後半は一転してメンデルスゾーンの作品。前半との対照性はむろんありながら、音に対する繊細な配慮は共通しているので、緊張感が緩むことはない。最初の序曲「フィンガルの洞窟」も室内楽的なテイスト。自然の情景が大雑把に描かれるのではなく、洞窟の細かな材質や形状、海の微妙な変化が次々に表出されるといった趣だ。続く交響曲第4番「イタリア」も、明朗一辺倒の表現に陥らず、町や人の状況を微細に描くかのような造作が新鮮だし、アタッカで続いた全4楽章が連作交響詩のように感じられる。

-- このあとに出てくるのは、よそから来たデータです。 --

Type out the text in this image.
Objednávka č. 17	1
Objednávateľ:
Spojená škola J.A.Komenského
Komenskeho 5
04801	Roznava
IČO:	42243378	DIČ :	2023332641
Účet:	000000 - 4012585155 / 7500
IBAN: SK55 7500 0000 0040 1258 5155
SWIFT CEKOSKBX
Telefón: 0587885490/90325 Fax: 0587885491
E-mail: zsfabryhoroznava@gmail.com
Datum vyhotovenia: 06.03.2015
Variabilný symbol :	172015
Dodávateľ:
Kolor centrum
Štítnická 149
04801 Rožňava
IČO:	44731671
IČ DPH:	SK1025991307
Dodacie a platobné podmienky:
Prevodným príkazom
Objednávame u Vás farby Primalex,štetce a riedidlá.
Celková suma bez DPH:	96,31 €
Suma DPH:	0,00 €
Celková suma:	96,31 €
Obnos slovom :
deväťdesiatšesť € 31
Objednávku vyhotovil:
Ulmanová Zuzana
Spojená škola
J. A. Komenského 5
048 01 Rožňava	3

デュトワ等の客演時とは若干方向性が異なる〝ハイクオリティの新日本フィル〟が明示された公演。こうした偉大な音楽家の招聘(しょうへい)や企画をまたぜひ望みたい。
(柴田克彦)

公演データ
新日本フィルハーモニー交響楽団 第663回定期演奏会
5月24日(土)14:00すみだトリフォニーホール
指揮・オーボエ : ハインツ・ホリガー
ハープ:吉野 直子
管弦楽:新日本フィルハーモニー交響楽団
コンサートマスター:西江 辰郎
プログラム
ルトスワフスキ:オーボエとハープのための二重協奏曲
ヴェレシュ:ベラ・バルトークの思い出に捧げる哀歌
ルトスワフスキ:葬送音楽 -バルトークを偲んで-
メンデルスゾーン:序曲「フィンガルの洞窟」
メンデルスゾーン:交響曲第4番イ長調 Op.90「イタリア」

しばた・かつひこ
音楽マネジメント勤務を経て、フリーの音楽ライター、評論家、編集者となる。「ぶらあぼ」「ぴあクラシック」「音楽の友」「モーストリー・クラシック」等の雑誌、「毎日新聞クラシックナビ」等のWeb媒体、公演プログラム、CDブックレットへの寄稿、プログラムや冊子の編集、講演や講座など、クラシック音楽をフィールドに幅広く活動。アーティストへのインタビューも多数行っている。著書に「山本直純と小澤征爾」(朝日新書)。